But maybe, if his judgment against me is just, maybe I’d had these ears all along, yes?

Maybe like can hear like, monster can hear monster.

Either way, Zeus had forgotten poor Lycaon, meting out the rest of his days on four feet, chasing down beasts of the field for his dinner.

It would be his undoing.

*  *  *

As a man and a king of Arcadia, I had near fifty sons—minus one for the pot, yes?

After Zeus reshaped my limbs, pulled this canine muzzle forth from my face in a tearing of skin and grinding of bone that near erased my mind, he, in his wisdom, felled all those sons of mine with a sweep of his right hand, so as to once and forever terminate my family line.

In the field and the woods my boys fell as one.

Next, Zeus ravaged my lands, collapsed my home and outbuildings, and scattered my wife and her family to distant shores.

When I could stand again that evening, the world came at me in a rush—the smells, the sounds. I could hear the massive footfalls of spiders, their webs ringing like harp strings, and I could taste the smoke of fires two years old—poachers in my woods, who had . . . yes, who had spirited away a stag I’d had my eye on.

My lips peeled away from my teeth, and saliva descended onto my forepaw.

The first step I took on my new legs was stronger than I meant, and threw me into the rubble that had been my kitchen, further collapsing it.

No one was around to document this.

That painting you’ve seen, of a moment from my fall, an instant of my transformation?

The painter wasn’t there.

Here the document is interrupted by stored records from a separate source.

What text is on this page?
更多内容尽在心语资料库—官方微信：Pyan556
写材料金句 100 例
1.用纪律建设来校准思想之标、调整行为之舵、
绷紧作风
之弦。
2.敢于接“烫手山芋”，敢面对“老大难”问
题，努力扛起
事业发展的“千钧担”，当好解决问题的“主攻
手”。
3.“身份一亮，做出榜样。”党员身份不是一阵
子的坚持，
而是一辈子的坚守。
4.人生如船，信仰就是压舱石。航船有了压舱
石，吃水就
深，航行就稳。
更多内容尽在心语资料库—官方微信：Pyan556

He couldn’t have seen. Had he been there, I would have ripped his right arm from his body, lapped his blood from the dirt, my eyes locked on his as he died, to drink his last moments as well.

This is what wolves do.

Standing among the wreckage of my home, I may not have known my limbs nor my senses yet, but I knew my role in this new world I’d been delivered to.

Still, the rabbits of the field and the deer that had formerly been mine, they knew me for what I was, knew me before I knew myself, such that when I padded out into the night after them, they were already gone, were already burrowed into their safe places, were already fleeing onto other lands.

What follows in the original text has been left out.